3. Is this decision unexpected?

No. The EAT decision follows the recent European Court of Justice (ECJ) cases which held that certain allowances and commission payments formed part of the employees’ “normal pay” and therefore should be included in any calculation of their holiday pay.

4. Where are we now?

In the recent cases of Lock and Williams1 the ECJ ruled that employees must receive their “normal remuneration” during holiday which includes:

  • Any remuneration which is either intrinsically linked to the performance of tasks which the worker is contractually required to perform
  • Remuneration relating to the worker’s personal or professional status

These ECJ decisions related specifically to the inclusion of certain allowances and commission payments in holiday pay calculations but this week’s EAT decision confirms that the same principle should apply to voluntary overtime pay too.

5. What does this mean for other pay components like bonus and commission payments?

Although Lock has been referred back to the UK employment tribunal to determine exactly how holiday pay should be calculated to include commission payments, it now seems certain that employers should be including all “normal” pay components in holiday pay including commission, overtime and allowances linked to status or performance. The inclusion of annual or discretionary bonus payments is still a grey area as an employer could argue that these are “extraordinary” elements of pay and therefore not necessarily intrinsic to the employee fulfilling his contractual duties. Note that the WTR apply to workers as well as employees so this decision will affect a wide population of workers.
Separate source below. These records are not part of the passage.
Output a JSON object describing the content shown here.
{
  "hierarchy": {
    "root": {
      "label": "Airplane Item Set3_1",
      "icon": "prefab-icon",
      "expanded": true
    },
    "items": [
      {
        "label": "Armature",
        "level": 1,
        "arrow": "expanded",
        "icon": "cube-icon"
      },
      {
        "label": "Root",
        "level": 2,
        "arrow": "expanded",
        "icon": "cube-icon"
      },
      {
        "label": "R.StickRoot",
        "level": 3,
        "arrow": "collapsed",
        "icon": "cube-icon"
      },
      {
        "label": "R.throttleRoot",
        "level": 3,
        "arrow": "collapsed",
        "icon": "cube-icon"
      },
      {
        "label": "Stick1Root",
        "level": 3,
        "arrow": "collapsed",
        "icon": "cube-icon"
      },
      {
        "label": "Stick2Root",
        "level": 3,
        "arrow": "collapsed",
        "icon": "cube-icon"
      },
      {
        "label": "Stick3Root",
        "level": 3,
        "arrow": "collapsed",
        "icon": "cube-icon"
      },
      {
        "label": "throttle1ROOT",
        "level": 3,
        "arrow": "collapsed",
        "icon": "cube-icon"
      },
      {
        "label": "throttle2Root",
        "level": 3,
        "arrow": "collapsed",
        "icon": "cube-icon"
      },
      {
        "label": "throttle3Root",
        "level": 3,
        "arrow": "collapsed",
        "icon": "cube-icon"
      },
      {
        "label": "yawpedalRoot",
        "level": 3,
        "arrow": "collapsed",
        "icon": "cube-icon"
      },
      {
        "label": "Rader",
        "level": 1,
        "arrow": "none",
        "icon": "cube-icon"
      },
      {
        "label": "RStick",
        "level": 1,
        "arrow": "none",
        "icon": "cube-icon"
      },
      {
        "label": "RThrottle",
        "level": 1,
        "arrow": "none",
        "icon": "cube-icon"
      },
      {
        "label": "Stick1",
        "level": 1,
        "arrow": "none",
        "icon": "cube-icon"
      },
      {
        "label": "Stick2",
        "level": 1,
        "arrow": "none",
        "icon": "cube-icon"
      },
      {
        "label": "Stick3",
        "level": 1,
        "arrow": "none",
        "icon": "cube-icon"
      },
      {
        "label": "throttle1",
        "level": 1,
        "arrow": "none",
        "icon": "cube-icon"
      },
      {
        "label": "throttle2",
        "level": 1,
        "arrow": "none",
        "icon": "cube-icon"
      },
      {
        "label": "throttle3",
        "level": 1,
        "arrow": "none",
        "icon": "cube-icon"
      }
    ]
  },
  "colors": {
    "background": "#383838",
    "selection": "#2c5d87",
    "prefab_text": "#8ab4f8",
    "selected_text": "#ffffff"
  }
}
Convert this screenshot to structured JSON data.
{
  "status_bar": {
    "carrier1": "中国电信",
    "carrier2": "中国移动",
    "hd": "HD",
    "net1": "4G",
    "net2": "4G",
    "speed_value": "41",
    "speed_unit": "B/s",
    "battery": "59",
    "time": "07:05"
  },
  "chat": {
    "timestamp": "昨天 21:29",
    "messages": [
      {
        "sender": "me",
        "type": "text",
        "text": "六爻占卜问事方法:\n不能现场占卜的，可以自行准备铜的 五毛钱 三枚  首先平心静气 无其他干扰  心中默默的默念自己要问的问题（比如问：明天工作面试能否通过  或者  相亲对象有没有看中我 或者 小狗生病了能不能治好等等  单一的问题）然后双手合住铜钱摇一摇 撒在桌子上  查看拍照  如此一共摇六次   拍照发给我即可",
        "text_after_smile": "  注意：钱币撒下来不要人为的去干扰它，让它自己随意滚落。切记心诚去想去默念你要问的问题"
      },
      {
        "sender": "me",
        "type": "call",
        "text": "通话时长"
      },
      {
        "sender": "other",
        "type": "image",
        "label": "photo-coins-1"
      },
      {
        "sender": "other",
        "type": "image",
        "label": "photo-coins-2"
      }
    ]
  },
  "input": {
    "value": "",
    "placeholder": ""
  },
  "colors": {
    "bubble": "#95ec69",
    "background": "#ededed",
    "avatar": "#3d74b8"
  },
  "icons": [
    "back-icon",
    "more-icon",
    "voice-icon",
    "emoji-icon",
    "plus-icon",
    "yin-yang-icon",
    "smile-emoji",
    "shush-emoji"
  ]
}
6. Is there any good news for employers?

Yes. The EAT clarified that employees must claim for the underpayment of holiday pay within three months of taking their last holiday. If more than three months have elapsed since their last holiday, they cannot bring a claim. This restriction should significantly minimise the value of many employees’ claims. Although in theory, an employee can still claim for the underpayment of holiday pay as far back as the earlier of the date their employment commenced or the introduction of the WTR (October 1998), if more than three months lapsed between vacation periods, any claim in relation to the earlier period will be out of time.

7. What should employers do next?

The EAT has given the parties leave to appeal its decision, so there could still be further developments on this issue. In addition, the UK government (which intervened in this case, arguing against the inclusion of voluntary overtime in holiday pay) has announced the creation of a “task-force” which will analyse the case in more detail with a view to limiting the impact of this decision on employers. How the government will achieve this remains to be seen, but in the meantime employers should calculate future holiday pay to include voluntary overtime pay, commission and allowances which are intrinsically linked to the employee’s duties or status.

Employers should also consider amending employment contracts and holiday policies to clarify which periods of leave will be treated as the mandatory four weeks’ leave required by EU law (for which holiday pay must now include overtime, commission, etc.) and which periods of leave will be treated as additional UK leave (for which holiday pay can be calculated under the more conservative interpretation of the UK WTR rules).